DOTHAN, Ala. (WDHN) — Unexplained cases of severe liver disease in children are increasing in parts of Europe and Alabama.
Since November 2021, the Alabama Department of Public Health (ADPH), in collaboration with pediatric healthcare providers including hospitals that treat children and the Centers for Disease Control and Prevention (CDC), has been investigating an increase in hepatitis in young children.
Medical experts are still investigating a virus that caused 9-Alabama children to suffer from severe liver damage, causing two to need a liver transplant.
According to Dr. Wes Stubblefield with the Alabama Department of Public Health, The children tested positive for adenovirus, a common virus that causes cold-like symptoms. Each of the Alabama children is younger than 6-years-old but each had similar symptoms.
“We don’t know why this particular type of the virus is causing this liver injury,” Dr. Stubblefield tells WDHN. “Although like I said there have only been a few cases, scattered out over a few months. We can’t really find a link between any of the cases, the cases have really been separated by distance and time.”
At this time, it’s unknown where in Alabama those children live. However, Alabama is the only state in the U.S. where children have been diagnosed with this mysterious virus. Each of the Alabama children tested positive for adenovirus but experts say the virus rarely causes severe hepatitis in healthy people.
Laboratory testing has ruled out the hepatitis type A, B, C, and E viruses that usually cause such illnesses. Officials say they are not aware of international travel or other factors that might have put the kids at risk.
According to experts, the liver processes nutrients filters the blood and fights infections. The infections caused symptoms like jaundice, which causes the yellowing of the skin, diarrhea, and abdominal pain.
“There is evidence of liver damage, which might include jaundice but could also be an elevation of what is called liver enzymes,” Dr. Stubblefield said. “Which are enzymes in the blood that are found in the liver that
could be released from liver injury.”
The United Kingdom is investigating at least 74 cases with 6 of those children needing a liver transplant. 10 cases have been reported in Scotland with a few being discovered in Spain and Ireland as well.
Experts say adenoviruses previously have been linked to hepatitis in children, but mostly in kids with weakened immune systems.
“Signs and symptoms of liver injury along with signs of GI illness were also positive for adenovirus,” Dr. Stubblefield said. “Half of which were specific to the particular type, adenovirus 41, which has also been seen in some of the UK cases.”
Both the CDC and the World Health Organization are looking into the adenovirus as well as COVID-19 for possible causes.
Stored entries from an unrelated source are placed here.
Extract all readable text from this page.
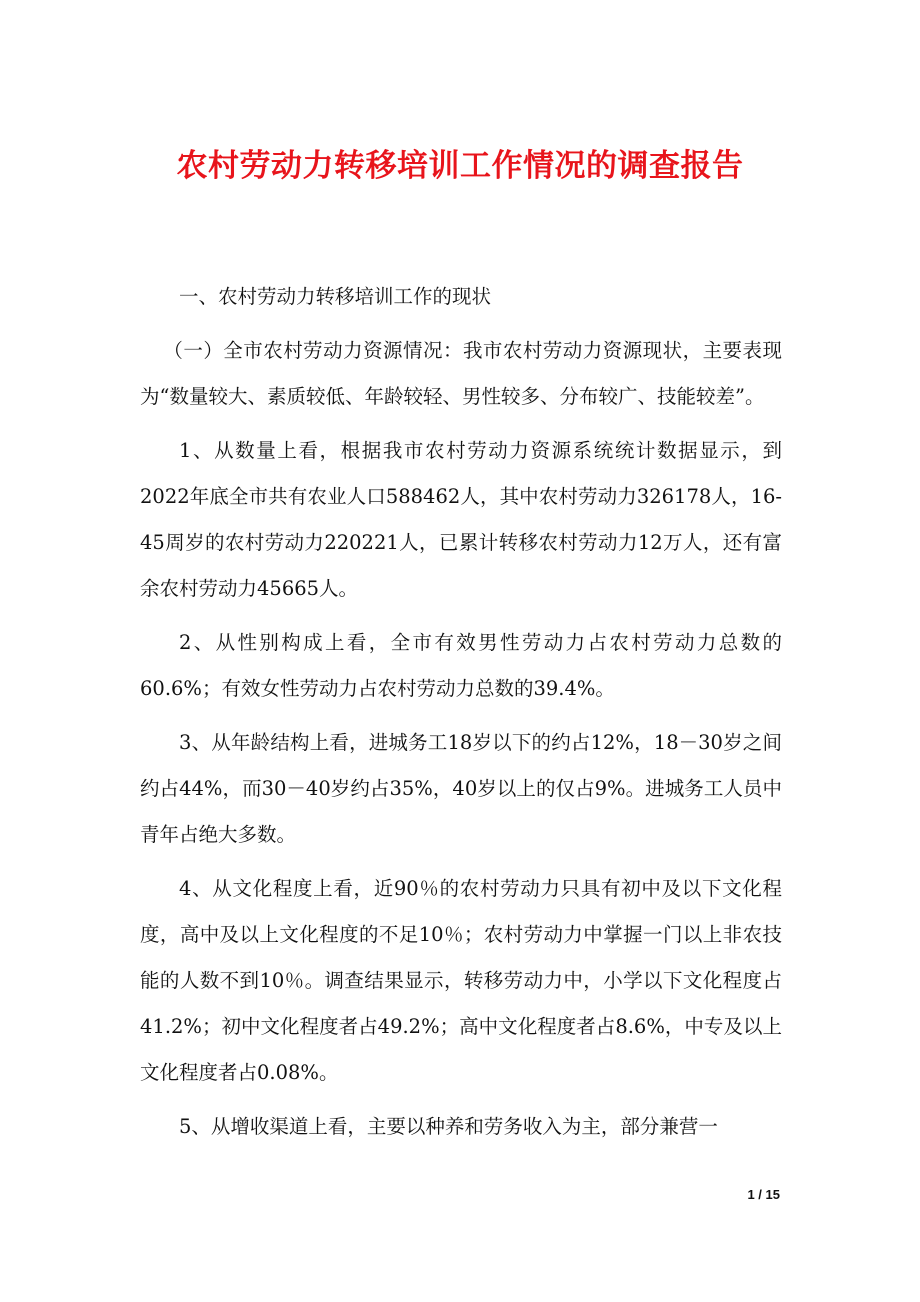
农村劳动力转移培训工作情况的调查报告

一、农村劳动力转移培训工作的现状

（一）全市农村劳动力资源情况：我市农村劳动力资源现状，主要表现为“数量较大、素质较低、年龄较轻、男性较多、分布较广、技能较差”。

1、从数量上看，根据我市农村劳动力资源系统统计数据显示，到2022年底全市共有农业人口588462人，其中农村劳动力326178人，16-45周岁的农村劳动力220221人，已累计转移农村劳动力12万人，还有富余农村劳动力45665人。

2、从性别构成上看，全市有效男性劳动力占农村劳动力总数的60.6%；有效女性劳动力占农村劳动力总数的39.4%。

3、从年龄结构上看，进城务工18岁以下的约占12%，18－30岁之间约占44%，而30－40岁约占35%，40岁以上的仅占9%。进城务工人员中青年占绝大多数。

4、从文化程度上看，近90％的农村劳动力只具有初中及以下文化程度，高中及以上文化程度的不足10％；农村劳动力中掌握一门以上非农技能的人数不到10％。调查结果显示，转移劳动力中，小学以下文化程度占41.2%；初中文化程度者占49.2%；高中文化程度者占8.6%，中专及以上文化程度者占0.08%。

5、从增收渠道上看，主要以种养和劳务收入为主，部分兼营一

1 / 15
In Europe, some children have tested positive for adenovirus while some tested positive for COVID-19. Experts are still exploring a possible link.
According to ADPH, each neither of the children had underlying health conditions including
COVID-19 but none of the 9 Alabama children had received a COVID-19 vaccine.
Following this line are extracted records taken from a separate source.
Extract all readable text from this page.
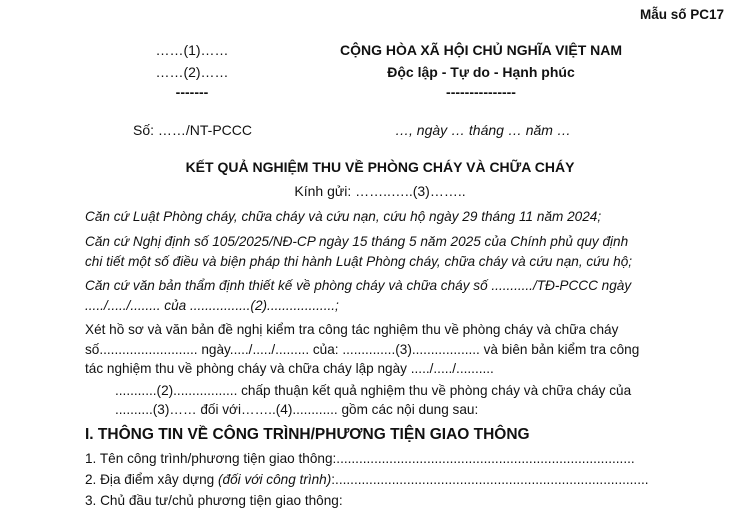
Mẫu số PC17
……(1)……
……(2)……
-------
CỘNG HÒA XÃ HỘI CHỦ NGHĨA VIỆT NAM
Độc lập - Tự do - Hạnh phúc
---------------
Số: ……/NT-PCCC	…, ngày … tháng … năm …
KẾT QUẢ NGHIỆM THU VỀ PHÒNG CHÁY VÀ CHỮA CHÁY
Kính gửi: ……..…..(3)……..
Căn cứ Luật Phòng cháy, chữa cháy và cứu nạn, cứu hộ ngày 29 tháng 11 năm 2024;
Căn cứ Nghị định số 105/2025/NĐ-CP ngày 15 tháng 5 năm 2025 của Chính phủ quy định
chi tiết một số điều và biện pháp thi hành Luật Phòng cháy, chữa cháy và cứu nạn, cứu hộ;
Căn cứ văn bản thẩm định thiết kế về phòng cháy và chữa cháy số .........../TĐ-PCCC ngày
...../...../........ của ................(2)..................;
Xét hồ sơ và văn bản đề nghị kiểm tra công tác nghiệm thu về phòng cháy và chữa cháy
số.......................... ngày...../...../......... của: ..............(3).................. và biên bản kiểm tra công
tác nghiệm thu về phòng cháy và chữa cháy lập ngày ...../...../..........
...........(2)................. chấp thuận kết quả nghiệm thu về phòng cháy và chữa cháy của
..........(3)…… đối với……..(4)............ gồm các nội dung sau:
I. THÔNG TIN VỀ CÔNG TRÌNH/PHƯƠNG TIỆN GIAO THÔNG
1. Tên công trình/phương tiện giao thông:...............................................................................
2. Địa điểm xây dựng (đối với công trình):...................................................................................
3. Chủ đầu tư/chủ phương tiện giao thông:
“It’s one more thing that should be tested for while they are going through their evaluation because like it said it’s one of several things that can cause damage to the liver,” Dr. Stubblefield said.
At this time, medical professionals say it’s important that parents stay up to date on their children’s vaccinations. They also say it’s important to practice good hygiene like washing hands for at least 20 seconds.